We also demonstrate the proteolytic enzymes found in the Planomicrobium sp. L-2 to be extremely stable in the presence of two surfactants (5% Tween 80，1% Triton X-100 and 0.05% SDS) and an oxidizing agent (1% hydrogen peroxide) . In this regard our results are similar to those of proteases from Zebra blenny (Salaria basilisca) viscera，already demonstrated to be highly stable in the presence of 5% Tween-80 and relatively effective in the deproteinization of shrimp waste powder (Ktari et al.，2014) . The performance of Planomicrobium sp. L-2 protease with 0.5% SDS was consistent with the protease from pyloric caeca and intestines of black pacu，Colossoma macropomum (Espósito et al.，2009) . That the activity of the crude protease increases significantly in the presence of Tween-80 is unusual，given the activities of most micro-organism-sourced proteases are inhibited by it; treatment of the protease from the bacterium Nocardiopsis sp. with 1% Tween-80 results in significant loss of the enzymatic activity (Moreira et al.，2002) . The mechanism underlying the increased activity in the presence of the detergent is unknown. It is possible that some detergents can keep the 3D structure of proteases more stable.

5 CONCLUSION

We extract and characterize proteases from Planomicrobium sp. L-2 isolated from the gastrointestinal tract of an octopus，O. variabilis. We also evaluate their appropriateness as potential detergent additives. Proteases were most active at pH 8.0 and 40°C. They are identified based on molecular weight by zymography of crude protease extract. Crude proteases were active throughout a pH range of 7.0-9.0，and were highly stable in the presence of an oxidizing agent and various laundry liquid detergents. Three separate proteases with different molecular-weight were isolated from Planomicrobium sp. L-2.
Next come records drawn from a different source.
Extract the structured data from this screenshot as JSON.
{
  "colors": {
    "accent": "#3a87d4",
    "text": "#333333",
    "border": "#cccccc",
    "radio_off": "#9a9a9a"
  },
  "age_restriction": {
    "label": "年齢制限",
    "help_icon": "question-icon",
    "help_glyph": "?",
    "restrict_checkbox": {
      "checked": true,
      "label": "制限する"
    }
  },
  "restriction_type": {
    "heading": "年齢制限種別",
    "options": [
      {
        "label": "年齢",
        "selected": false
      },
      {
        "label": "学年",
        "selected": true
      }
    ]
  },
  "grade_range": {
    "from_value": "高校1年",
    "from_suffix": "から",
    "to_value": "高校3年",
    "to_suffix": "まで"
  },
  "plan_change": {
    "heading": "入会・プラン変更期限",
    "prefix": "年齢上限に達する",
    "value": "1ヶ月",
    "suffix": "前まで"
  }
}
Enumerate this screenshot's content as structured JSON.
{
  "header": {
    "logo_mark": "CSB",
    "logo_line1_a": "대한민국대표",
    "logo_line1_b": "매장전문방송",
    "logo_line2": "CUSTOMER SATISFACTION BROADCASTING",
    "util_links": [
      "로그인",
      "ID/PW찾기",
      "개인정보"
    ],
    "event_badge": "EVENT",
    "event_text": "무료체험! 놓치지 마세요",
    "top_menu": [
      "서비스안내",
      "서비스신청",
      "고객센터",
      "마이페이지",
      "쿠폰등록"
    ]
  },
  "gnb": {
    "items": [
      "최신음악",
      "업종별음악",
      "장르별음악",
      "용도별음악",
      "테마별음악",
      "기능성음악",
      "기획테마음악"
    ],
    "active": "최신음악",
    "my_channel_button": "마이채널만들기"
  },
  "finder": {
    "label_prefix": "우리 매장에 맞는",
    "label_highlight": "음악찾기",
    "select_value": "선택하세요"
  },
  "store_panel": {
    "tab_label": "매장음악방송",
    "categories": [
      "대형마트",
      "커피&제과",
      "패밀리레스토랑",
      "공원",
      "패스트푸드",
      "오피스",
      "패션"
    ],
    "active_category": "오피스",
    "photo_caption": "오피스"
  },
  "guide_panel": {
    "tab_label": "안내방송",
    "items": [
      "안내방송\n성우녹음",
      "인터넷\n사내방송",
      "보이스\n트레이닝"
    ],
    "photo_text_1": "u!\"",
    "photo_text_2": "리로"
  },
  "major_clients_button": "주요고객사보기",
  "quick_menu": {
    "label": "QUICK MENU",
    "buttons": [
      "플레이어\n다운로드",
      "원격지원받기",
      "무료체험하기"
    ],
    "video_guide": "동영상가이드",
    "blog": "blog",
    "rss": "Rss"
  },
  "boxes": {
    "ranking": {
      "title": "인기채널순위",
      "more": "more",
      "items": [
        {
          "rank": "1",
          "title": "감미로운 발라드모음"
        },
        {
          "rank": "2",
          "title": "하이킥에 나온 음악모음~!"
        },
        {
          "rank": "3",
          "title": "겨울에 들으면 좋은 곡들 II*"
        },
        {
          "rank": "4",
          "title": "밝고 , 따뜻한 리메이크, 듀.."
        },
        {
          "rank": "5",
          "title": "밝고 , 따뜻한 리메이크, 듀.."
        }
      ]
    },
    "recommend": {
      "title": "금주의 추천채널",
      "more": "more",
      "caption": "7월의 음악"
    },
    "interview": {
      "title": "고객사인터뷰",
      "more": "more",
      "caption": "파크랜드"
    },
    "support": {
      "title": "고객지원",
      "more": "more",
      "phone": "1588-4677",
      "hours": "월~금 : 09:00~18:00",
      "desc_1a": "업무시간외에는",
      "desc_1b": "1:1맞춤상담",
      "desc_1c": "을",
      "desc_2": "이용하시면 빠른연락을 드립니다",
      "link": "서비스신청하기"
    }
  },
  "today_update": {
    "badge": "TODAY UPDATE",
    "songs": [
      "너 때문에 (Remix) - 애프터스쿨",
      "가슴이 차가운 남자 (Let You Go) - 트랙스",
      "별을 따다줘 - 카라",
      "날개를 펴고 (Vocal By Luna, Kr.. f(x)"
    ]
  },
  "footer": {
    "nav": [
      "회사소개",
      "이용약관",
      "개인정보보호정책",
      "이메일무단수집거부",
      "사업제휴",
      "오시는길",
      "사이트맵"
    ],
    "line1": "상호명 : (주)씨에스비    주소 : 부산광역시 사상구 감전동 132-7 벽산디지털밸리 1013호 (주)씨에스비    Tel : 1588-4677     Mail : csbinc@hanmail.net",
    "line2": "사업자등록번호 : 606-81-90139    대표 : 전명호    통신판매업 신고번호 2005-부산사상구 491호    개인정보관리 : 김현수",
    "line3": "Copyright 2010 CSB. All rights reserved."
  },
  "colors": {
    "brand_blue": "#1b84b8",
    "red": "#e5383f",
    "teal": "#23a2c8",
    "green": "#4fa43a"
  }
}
Our results suggest proteases from Planomicrobium sp. L-2 could be used as commercial detergent additives，however，additional modification and reconstruction are required before they can be used as detergent additives. Additional research is also necessary to isolate each of the proteases and to identify their properties as potential biotechnological tools in detergent-processing industries. Moreover，fermentation conditions for these strains need to be studied to enable production of appropriate quantities of enzyme to meet industrial demands.

6 ACKNOWLEDGEMENT

The authors are grateful to all members of the laboratory for their continuous technical advice and helpful discussion.